While many called it the “new normal”, Mali said he liked to refer to life with Covid-19 as the “new abnormal”.

“Many staff members are working from home and it is possible for them to be very productive.

“I have meetings with people all over the world sitting in my home. I must not yearn for a time to be back in the office because it is unlikely to happen this year.”

He said parents were working with their children at home and online schooling was a big challenge for most.

“So how can you help your employees through this as a leader? You have to project a positive message. You must build a message of hope.”

Mali said it was okay for a leader to be vulnerable in front of his or her staff — that it created a platform of trust.

“Look at how President [Cyril] Ramaphosa battled to put on his mask on national TV, it showed us that he is human too.”

He said going forward, company bosses needed to reimagine their organisation and its future.

There seemed to be a trust deficit across society and employees did not seem to believe their employers had put enough safety measures in place for their return.

“It can’t be business as usual, you have to relook at the future.”

He said no-one knew what tomorrow would look like.

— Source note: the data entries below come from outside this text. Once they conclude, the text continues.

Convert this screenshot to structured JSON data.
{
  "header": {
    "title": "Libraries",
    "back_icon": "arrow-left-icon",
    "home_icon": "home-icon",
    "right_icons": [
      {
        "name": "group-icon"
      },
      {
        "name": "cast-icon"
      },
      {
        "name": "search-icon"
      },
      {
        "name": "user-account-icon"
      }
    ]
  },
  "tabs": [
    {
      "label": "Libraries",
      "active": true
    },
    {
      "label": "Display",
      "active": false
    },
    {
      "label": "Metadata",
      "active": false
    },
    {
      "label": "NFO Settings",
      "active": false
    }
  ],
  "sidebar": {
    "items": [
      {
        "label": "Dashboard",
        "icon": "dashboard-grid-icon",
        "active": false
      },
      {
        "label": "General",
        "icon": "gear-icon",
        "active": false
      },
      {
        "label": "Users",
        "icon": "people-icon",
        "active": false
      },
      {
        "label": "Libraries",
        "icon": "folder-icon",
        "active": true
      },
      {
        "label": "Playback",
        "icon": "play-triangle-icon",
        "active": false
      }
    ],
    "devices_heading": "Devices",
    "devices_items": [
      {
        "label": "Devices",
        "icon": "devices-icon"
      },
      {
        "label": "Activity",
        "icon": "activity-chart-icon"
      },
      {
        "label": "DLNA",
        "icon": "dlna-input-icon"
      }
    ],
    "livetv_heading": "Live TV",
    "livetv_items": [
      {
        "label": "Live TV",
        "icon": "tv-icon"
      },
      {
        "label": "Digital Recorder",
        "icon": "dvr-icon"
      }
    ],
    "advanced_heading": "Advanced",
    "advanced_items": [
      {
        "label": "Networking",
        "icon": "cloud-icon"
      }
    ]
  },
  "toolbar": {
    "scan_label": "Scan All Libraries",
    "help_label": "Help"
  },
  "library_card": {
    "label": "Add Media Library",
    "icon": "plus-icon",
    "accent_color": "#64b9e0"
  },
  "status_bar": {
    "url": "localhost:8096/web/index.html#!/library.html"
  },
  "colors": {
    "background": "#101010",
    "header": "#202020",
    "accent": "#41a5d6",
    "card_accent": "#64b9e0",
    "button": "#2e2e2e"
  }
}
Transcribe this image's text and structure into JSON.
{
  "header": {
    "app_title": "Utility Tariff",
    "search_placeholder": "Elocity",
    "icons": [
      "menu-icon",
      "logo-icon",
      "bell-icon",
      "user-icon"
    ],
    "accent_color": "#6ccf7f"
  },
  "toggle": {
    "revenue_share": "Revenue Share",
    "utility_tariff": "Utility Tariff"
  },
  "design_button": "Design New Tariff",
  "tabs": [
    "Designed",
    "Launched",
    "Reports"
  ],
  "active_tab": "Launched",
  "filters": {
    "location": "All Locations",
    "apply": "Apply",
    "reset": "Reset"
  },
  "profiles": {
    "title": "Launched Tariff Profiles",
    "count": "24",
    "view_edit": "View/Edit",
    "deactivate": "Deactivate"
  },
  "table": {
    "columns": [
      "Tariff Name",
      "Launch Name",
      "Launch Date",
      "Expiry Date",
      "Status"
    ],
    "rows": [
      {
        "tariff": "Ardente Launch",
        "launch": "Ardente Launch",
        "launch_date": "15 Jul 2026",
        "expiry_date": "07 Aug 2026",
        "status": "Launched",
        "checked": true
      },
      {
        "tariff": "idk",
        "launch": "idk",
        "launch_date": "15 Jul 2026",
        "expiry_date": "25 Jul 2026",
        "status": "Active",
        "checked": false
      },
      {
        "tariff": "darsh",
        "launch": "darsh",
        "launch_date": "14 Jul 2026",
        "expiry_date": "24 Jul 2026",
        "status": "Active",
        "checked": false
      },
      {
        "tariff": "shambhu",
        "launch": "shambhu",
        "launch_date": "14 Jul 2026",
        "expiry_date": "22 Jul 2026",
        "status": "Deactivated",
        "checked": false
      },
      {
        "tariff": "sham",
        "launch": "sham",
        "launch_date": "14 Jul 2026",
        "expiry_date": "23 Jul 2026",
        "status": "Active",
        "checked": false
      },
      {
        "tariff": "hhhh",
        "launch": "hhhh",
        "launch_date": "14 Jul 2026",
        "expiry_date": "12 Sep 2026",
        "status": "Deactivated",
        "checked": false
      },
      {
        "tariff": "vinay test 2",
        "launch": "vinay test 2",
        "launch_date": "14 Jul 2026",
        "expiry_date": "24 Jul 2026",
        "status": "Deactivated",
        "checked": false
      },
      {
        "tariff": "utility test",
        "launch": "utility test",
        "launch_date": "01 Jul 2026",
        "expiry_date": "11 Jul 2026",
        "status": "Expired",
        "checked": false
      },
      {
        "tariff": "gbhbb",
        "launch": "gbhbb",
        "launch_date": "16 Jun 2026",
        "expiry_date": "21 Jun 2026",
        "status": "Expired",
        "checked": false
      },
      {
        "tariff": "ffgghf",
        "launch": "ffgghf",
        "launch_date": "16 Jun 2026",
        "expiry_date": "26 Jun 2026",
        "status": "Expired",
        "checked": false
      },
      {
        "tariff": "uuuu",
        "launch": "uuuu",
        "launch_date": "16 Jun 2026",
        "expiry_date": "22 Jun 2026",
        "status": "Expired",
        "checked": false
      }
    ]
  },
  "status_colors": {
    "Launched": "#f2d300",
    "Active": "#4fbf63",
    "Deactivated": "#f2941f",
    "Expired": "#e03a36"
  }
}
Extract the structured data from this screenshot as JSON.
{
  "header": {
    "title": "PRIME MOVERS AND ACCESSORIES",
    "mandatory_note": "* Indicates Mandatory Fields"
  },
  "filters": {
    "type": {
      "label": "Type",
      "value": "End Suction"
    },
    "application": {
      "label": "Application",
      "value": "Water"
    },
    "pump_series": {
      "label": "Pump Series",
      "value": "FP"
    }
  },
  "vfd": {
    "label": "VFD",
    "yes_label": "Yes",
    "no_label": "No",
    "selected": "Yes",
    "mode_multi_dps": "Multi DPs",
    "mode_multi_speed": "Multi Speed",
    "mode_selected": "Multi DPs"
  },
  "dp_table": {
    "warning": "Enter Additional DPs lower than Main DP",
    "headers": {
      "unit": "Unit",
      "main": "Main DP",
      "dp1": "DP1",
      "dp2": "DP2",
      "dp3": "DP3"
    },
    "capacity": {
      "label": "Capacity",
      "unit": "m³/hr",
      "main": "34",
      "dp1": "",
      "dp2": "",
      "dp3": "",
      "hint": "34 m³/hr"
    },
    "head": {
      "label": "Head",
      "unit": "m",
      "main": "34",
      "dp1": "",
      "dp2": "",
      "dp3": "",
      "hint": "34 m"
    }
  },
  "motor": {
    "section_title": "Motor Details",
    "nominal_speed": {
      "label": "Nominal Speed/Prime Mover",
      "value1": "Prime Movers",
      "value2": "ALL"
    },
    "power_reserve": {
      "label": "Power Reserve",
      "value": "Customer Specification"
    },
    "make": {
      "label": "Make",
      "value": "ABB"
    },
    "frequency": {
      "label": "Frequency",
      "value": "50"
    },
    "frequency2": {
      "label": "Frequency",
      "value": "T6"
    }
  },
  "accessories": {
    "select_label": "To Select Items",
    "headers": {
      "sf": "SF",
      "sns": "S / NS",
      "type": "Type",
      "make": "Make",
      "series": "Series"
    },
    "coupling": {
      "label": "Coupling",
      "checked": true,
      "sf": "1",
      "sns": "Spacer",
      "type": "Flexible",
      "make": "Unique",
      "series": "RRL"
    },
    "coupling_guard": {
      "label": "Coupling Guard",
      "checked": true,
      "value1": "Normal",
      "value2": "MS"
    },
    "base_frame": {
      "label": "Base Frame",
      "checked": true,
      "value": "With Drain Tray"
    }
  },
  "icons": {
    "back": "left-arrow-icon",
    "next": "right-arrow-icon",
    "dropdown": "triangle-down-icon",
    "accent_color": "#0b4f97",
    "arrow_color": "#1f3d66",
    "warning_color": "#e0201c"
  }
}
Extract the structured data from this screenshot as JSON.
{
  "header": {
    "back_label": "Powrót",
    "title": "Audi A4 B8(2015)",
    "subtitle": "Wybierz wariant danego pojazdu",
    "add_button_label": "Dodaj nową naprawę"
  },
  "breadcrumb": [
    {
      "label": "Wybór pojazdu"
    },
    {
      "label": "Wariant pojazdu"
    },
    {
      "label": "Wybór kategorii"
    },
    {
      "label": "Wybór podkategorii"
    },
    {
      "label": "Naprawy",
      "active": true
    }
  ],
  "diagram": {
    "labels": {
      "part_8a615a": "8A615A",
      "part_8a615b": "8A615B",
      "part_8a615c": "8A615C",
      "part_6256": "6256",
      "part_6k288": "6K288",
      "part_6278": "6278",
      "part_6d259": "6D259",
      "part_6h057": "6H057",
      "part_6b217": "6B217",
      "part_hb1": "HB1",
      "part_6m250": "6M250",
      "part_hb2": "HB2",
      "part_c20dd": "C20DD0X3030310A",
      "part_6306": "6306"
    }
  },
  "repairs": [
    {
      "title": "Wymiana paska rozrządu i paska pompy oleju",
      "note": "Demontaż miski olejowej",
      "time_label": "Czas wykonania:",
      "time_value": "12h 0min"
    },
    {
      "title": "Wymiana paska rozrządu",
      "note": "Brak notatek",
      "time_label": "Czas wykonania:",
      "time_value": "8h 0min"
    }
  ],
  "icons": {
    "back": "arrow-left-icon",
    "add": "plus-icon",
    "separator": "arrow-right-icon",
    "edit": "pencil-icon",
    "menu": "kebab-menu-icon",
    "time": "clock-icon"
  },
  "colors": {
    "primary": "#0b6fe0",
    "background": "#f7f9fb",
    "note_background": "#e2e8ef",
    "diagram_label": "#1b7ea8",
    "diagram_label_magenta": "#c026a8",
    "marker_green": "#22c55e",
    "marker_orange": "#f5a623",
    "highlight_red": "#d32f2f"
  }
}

“We are all working on possible scenarios but the reality is none of us really know.”

He also believed Africa had not yet seen the worst of the pandemic.

“When we yearn for the normal we must understand that there is no normal.

“Many companies have indicated that they are losing staff and business and deals that cross borders. It affects all of us ... across all spheres.”

Leading through uncertain times: The impact of Covid-19, digitisation and business response. Join the Nelson Mandela Bay Business Chamber in partnership with Standard Bank and The Herald as Lincoln Mali presents on how to lead during the uncertain time. The session will cover the impact of Covid-19, digitisation and business response to crisis.

According to Mali, almost all companies that took part in a recent survey had indicated that their turnover was below the normal rate.

Many businesses were expected to work with a lower headcount than before, while others were considering laying off staff.

“But the most profound statistic for me is some companies saying that if they cannot open in the next two or three months, they may never open again.”

He said the SA economy had not been in great shape before the pandemic and this did not provide government with much leeway when compared the wealthier countries.

Turning to customer trends, Mali said what he had noted was that additional health and safety measures seemed to be the first thing people spent their money on.

Any slight cough and they would run to the pharmacy.

Meanwhile, people were spending less on luxuries because they were uncertain about the future.

“To survive you need to be frugal, you do not need fancy things in your office.

“I was laughed at when I sold my car and bought a small car. If you think about it, I drive that car to work and leave it there all day. When I’m overseas I leave my car here. So I’m glad I now own a small car.”

Another notable trend was online shopping. E-commerce had grown at an exponential rate.

Online entertainment had also grown.

How does he sum up his advice to small businesses?

“Focus on managing your cash flow, push up productivity from those staff members working from home, communicate constantly with clients and remember, this is not a holiday, you need to use this time to think up ways to improve your business.

“And rely on relief from banks and government as much as you can.”